Data Cleaning
Introduction

The PERSIMUNE Data Warehouse (DWH) contains data from many different sources and is continuously expanding. The vast amounts of data that are stored require consistent and continuous cleaning, quality assurance and evaluation in order to provide the enriched datasets for researchers. As part of engaging in the collaborative research infrastructure of PERSIMUNE we ask you to contribute to the data cleaning if you require data that hasn’t previously undergone the cleaning process. When you request access to data, PERSIMUNE will let you know if cleaning is needed for your data request and engage in a dialogue regarding your possibilities for contribution.

Cleaning process

The cleaning process takes place at the PERSIMUNE location where the Data Management Study Interest Group will assist and supervise. We provide the facilities to get the work done. Briefly, the cleaning process consists of the following steps:

1 – Identification of codes

The interesting variable might be identified by more than one code, you need to identify all relevant codes as well as code location in the DWH tables. 

2 – Triangulate versus other source


Check with other source if the DWH contains the amount of data to be expected for the variable.

3 – Examine data quality

Check if the data is what you expect. Are the values within the expected range, are they complete and without duplications. 

4 – Define clean-up rules


Based on your knowledge from step 3 define rules to clean-up duplicates, missing values etc. in order to make data uniform and ready for statistical analysis.
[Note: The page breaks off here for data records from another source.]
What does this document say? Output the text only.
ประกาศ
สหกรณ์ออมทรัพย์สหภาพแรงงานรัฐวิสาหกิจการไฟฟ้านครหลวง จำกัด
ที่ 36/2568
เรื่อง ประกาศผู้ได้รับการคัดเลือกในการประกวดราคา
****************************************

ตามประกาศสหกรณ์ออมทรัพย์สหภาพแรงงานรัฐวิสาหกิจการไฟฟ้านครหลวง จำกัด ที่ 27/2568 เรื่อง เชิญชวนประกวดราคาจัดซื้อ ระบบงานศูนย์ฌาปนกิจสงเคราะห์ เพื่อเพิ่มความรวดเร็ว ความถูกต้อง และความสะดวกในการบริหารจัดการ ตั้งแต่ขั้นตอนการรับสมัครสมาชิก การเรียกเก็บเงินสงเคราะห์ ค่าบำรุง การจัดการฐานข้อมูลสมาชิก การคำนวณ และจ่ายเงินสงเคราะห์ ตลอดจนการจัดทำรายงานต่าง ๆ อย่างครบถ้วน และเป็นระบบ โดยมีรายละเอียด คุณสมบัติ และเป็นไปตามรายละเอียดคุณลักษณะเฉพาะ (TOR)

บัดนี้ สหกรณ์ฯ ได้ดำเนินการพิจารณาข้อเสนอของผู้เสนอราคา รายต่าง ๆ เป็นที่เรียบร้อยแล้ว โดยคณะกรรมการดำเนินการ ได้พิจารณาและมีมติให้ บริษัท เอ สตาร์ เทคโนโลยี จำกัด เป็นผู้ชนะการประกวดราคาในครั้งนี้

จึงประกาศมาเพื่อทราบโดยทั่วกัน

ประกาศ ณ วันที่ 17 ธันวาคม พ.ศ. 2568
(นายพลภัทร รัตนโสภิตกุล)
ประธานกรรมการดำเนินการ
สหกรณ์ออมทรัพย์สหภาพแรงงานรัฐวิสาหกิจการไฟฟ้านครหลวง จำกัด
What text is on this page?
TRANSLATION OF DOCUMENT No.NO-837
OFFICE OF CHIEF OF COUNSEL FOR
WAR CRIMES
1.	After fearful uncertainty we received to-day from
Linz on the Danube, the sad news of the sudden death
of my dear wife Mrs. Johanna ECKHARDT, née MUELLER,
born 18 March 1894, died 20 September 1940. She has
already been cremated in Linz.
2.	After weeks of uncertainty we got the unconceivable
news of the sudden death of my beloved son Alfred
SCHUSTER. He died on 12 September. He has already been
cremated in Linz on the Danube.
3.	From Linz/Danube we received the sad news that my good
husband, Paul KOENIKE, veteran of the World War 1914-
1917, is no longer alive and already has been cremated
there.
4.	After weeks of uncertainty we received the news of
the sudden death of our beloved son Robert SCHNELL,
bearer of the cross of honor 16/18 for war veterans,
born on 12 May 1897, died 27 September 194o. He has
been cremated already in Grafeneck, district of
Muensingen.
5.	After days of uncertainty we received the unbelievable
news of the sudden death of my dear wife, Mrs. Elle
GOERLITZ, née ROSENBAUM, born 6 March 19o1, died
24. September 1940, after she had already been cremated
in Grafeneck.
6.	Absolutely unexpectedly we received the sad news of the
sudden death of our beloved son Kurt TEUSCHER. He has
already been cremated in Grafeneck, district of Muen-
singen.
5 – Validation and suggestions for prospective data quality monitoring


Apply and validate the rules from step 4. Revise and adapt the rules as needed for automatic implementation in the Data Warehouse to ensure the consistency and continuation of your cleaning effort.  


Time investment

How much time to invest in going through the steps of the cleaning process depends on your level of experience with databases.  You should expect to spend from 2 days to 15 days per variable.